In a painting by Jan Matejko two years later Rejtanie the three Rococoans will turn into three national traitors, and in the third link of this painful triptych, v Cramped Poland, painting made in the year 1863, the place of the traitors will be taken by the tsarist torturers, who are chained the enslaved nation, and the dignified interior of the Wawel temple will turn into a ruined one, the church soaked with blood.
Matejko painted a picture that was not so much historical, what historiosophical, gave a profound analysis of past events and their impact on subsequent events.
In the magnificent nave of the Wawel cathedral, the Jesuit preacher Piotr Skarga (1536-1612) foretells the audience (m.in. King Sigismund III Vasa) future national misfortunes. In the center a group of three aristocrats with Mikołaj Zebrzydowski – organizer of the rebellion against the king – at the forefront.
They and their like, defenders of the misunderstood “golden freedom” they were the perpetrators of the more and more inevitable doom of Poles.
“You will not only be without a master […] but also without a homeland and kingdom, exiles wretched everywhere, despised, poor vagrants […]” – wrote Piotr Skarga in one of his own – never delivered in this form – Sejm sermons.

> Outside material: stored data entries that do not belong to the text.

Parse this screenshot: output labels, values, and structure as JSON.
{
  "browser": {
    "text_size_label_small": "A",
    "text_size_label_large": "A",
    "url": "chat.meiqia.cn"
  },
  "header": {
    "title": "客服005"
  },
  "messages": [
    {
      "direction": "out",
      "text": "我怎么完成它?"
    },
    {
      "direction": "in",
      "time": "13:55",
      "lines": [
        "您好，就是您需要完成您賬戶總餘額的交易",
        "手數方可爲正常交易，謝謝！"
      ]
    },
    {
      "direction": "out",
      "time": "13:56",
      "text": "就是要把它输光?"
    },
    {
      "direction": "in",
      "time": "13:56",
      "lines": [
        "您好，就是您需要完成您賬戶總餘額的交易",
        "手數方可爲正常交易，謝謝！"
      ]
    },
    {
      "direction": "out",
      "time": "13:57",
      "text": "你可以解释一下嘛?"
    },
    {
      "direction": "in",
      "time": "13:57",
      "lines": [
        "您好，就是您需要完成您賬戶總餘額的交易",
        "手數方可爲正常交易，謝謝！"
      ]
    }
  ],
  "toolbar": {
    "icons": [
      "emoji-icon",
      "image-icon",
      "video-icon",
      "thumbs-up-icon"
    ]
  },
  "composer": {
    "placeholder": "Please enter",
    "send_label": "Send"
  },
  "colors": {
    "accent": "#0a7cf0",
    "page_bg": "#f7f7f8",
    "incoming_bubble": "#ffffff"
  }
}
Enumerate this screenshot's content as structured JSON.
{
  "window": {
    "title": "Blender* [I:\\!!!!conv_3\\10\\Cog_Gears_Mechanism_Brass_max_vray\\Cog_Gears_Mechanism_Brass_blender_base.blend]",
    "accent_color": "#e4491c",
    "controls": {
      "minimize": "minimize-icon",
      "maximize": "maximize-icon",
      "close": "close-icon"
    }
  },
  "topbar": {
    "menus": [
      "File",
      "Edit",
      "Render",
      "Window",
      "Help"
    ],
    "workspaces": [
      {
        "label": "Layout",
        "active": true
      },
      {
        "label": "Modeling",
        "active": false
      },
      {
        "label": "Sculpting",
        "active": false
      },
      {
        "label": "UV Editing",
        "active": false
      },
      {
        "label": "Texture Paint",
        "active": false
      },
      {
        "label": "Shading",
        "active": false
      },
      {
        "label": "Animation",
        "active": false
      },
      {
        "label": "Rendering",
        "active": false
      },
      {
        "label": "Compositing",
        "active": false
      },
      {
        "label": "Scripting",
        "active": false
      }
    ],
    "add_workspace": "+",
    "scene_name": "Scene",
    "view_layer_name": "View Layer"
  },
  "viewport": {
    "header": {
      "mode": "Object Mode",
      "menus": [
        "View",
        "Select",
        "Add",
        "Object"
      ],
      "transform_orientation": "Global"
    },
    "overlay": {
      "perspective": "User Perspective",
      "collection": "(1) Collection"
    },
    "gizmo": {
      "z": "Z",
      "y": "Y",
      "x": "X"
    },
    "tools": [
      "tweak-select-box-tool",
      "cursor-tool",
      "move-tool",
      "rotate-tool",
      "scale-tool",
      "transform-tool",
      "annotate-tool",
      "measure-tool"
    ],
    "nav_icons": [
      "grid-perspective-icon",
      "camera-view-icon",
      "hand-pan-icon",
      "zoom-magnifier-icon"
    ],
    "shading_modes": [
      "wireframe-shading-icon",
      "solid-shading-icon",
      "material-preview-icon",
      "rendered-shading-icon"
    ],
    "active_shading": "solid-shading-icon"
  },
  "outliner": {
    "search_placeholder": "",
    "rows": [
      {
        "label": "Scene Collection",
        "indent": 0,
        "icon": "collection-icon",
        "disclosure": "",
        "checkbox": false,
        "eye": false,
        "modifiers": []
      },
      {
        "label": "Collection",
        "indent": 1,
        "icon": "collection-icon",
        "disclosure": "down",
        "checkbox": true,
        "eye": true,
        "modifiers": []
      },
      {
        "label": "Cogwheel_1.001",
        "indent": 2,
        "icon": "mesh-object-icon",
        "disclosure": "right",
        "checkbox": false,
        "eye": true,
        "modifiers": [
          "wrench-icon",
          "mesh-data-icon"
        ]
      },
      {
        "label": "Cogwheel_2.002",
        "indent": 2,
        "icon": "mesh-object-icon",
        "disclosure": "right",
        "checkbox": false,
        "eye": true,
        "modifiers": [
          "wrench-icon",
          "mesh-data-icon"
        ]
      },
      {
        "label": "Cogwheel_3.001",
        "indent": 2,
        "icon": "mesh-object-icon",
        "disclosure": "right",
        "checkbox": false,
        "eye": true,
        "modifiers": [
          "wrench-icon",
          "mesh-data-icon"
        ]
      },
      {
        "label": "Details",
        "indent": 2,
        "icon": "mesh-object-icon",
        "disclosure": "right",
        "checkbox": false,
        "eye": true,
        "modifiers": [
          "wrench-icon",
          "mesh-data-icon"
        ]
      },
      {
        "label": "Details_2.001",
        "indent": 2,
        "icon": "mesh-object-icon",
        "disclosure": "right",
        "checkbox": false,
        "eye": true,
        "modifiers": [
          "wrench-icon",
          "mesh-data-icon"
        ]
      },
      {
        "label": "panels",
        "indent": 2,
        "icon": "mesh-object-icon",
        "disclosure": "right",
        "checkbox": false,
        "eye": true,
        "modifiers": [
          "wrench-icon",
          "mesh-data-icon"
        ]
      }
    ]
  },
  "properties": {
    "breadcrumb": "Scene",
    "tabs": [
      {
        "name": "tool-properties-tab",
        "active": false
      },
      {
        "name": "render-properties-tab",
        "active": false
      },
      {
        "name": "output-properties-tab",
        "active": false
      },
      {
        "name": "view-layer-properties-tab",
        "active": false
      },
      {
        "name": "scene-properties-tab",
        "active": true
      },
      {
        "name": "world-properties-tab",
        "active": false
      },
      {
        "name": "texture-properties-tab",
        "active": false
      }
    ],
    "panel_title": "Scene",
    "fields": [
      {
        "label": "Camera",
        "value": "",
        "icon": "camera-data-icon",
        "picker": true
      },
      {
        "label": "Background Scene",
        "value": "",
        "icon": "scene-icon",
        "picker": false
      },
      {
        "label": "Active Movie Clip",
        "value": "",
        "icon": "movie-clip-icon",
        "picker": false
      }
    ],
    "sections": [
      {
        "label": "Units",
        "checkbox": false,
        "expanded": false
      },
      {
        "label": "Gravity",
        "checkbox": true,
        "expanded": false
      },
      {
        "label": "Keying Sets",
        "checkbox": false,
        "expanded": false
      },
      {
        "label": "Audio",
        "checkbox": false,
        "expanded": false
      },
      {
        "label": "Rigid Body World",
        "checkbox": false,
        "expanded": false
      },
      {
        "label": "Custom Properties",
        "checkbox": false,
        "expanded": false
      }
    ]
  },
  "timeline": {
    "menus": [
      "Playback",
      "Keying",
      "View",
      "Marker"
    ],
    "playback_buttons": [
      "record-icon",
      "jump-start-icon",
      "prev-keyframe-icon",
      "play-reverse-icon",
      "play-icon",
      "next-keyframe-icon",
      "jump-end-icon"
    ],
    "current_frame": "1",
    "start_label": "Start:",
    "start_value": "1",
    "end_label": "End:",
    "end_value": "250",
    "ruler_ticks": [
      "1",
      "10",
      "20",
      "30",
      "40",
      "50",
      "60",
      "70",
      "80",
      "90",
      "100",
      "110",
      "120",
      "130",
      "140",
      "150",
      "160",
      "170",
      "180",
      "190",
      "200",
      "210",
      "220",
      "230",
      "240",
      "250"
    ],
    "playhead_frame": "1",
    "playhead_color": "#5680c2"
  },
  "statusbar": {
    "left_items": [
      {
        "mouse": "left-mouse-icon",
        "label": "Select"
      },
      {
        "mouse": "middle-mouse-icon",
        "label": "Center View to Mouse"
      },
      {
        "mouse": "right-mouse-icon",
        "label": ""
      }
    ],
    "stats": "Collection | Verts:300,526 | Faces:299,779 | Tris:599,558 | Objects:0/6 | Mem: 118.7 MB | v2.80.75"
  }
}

In a painting by Jan Matejko two years later Rejtanie the three Rococoans will turn into three national traitors, and in the third link of this painful triptych, v Cramped Poland, painting made in the year 1863, the place of the traitors will be taken by the tsarist torturers, who are chained the enslaved nation, and the dignified interior of the Wawel temple will turn into a ruined one, the church soaked with blood.